We expect a high level of conduct and behaviour from their officers and staff and any breaches of these standards will be dealt with.
When we are made aware that an officer may have fallen below these standards, either internally or externally, the matter is investigated. This may be by Merseyside Police or the Independent Police Complaints Commission (IPCC) or a combination of the two. There will be a thorough investigation of any alleged misconduct before any disciplinary action is taken.
The aim of the investigation is to establish the facts.
Depending on the circumstances the officer may be restricted in the duties that they perform, limiting the work they can be involved in, or in some cases it may be appropriate to suspend an officer whilst the investigation is on-going.

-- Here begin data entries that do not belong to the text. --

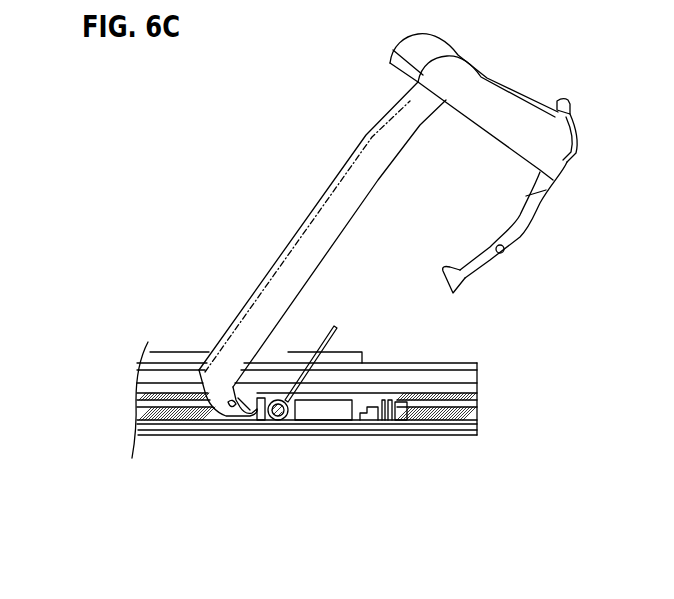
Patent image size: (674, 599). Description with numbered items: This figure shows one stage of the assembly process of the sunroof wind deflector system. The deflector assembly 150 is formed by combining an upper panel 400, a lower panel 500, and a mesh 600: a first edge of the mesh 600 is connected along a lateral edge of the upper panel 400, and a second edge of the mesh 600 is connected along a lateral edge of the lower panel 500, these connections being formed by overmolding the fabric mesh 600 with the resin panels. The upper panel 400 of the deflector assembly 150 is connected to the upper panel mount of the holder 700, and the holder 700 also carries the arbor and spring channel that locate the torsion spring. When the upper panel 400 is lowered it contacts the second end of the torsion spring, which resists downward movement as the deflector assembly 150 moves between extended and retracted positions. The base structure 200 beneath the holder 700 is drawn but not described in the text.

The deflector assembly 150 is at (585, 73).
The base housing 200 is at (463, 365).
The upper panel 400 is at (317, 210).
The lower panel 500 is at (539, 215).
The mesh 600 is at (528, 100).
The holder 700 is at (208, 440).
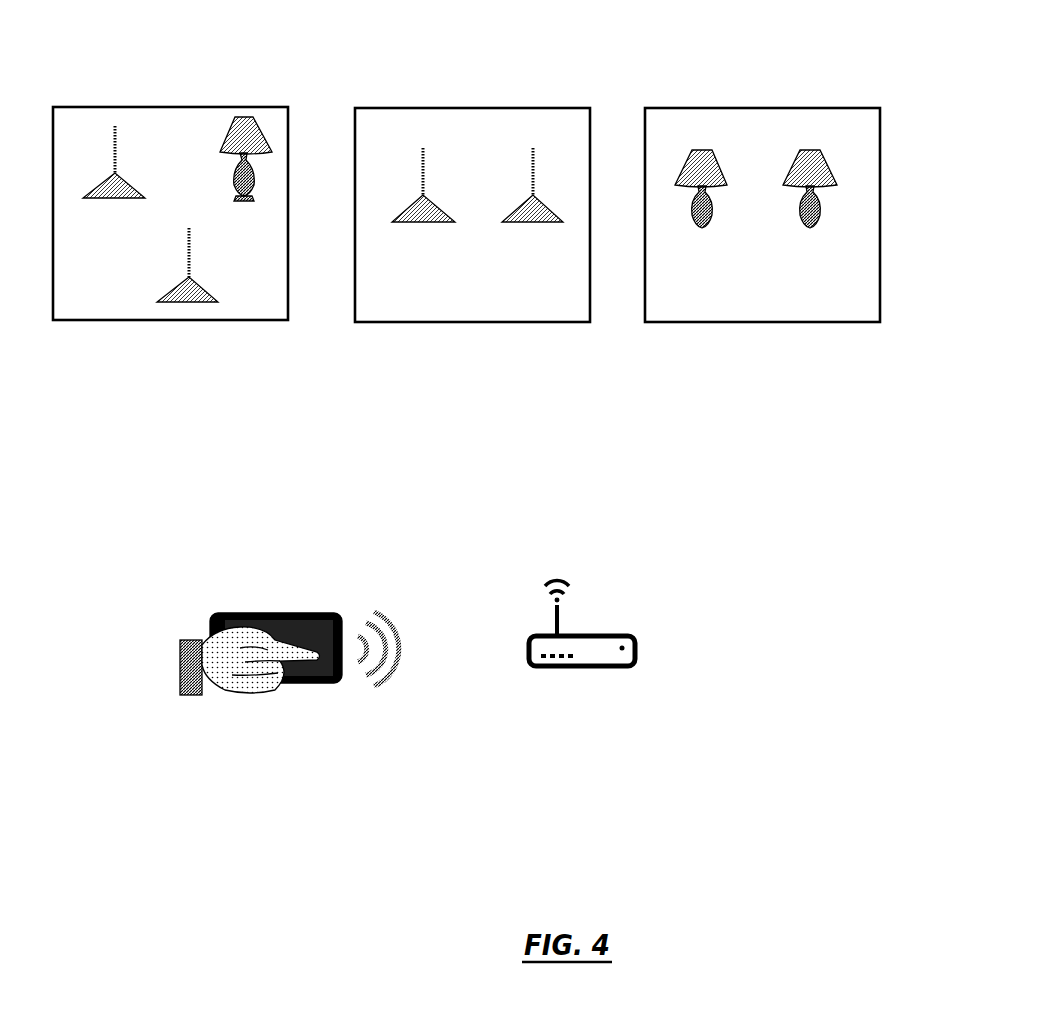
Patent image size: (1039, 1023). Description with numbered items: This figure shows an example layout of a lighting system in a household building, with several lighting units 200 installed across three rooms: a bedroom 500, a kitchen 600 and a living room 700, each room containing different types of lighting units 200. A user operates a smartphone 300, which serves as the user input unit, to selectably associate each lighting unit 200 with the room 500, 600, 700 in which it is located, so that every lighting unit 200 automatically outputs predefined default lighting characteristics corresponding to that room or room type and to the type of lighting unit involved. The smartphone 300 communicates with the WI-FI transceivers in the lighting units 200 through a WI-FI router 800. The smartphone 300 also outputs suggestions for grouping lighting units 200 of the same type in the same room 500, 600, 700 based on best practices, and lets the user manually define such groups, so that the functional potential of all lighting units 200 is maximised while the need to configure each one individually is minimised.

To ensure police officers are held to account for their actions, as of 12 January 2015, officers cannot give notice to resign or retire where they are:
■subject of a misconduct investigation and the officer has a live final written warning,
■or they are subject of a gross misconduct investigation.
This will continue until either a decision is made not to refer the matter to a hearing, or proceedings have concluded.
The Deputy Chief Constable (Appropriate Authority) can consent to an officer giving notice to resign or retire only if there are exceptional circumstances or medical reasons.
Following an investigation, a decision is made as to if there is a case to answer and what action will follow. An assessment is made as to whether the conduct is considered misconduct or gross misconduct. If the assessment is that gross misconduct should be considered the matter will go to a misconduct hearing where all of the evidence is presented to a panel of three people.
If the panel finds the case is proved then they will make a decision as to the appropriate sanction. These can range from management action to dismissal without notice.
All misconduct procedures are set out in the Police (conduct) Regulations 2012.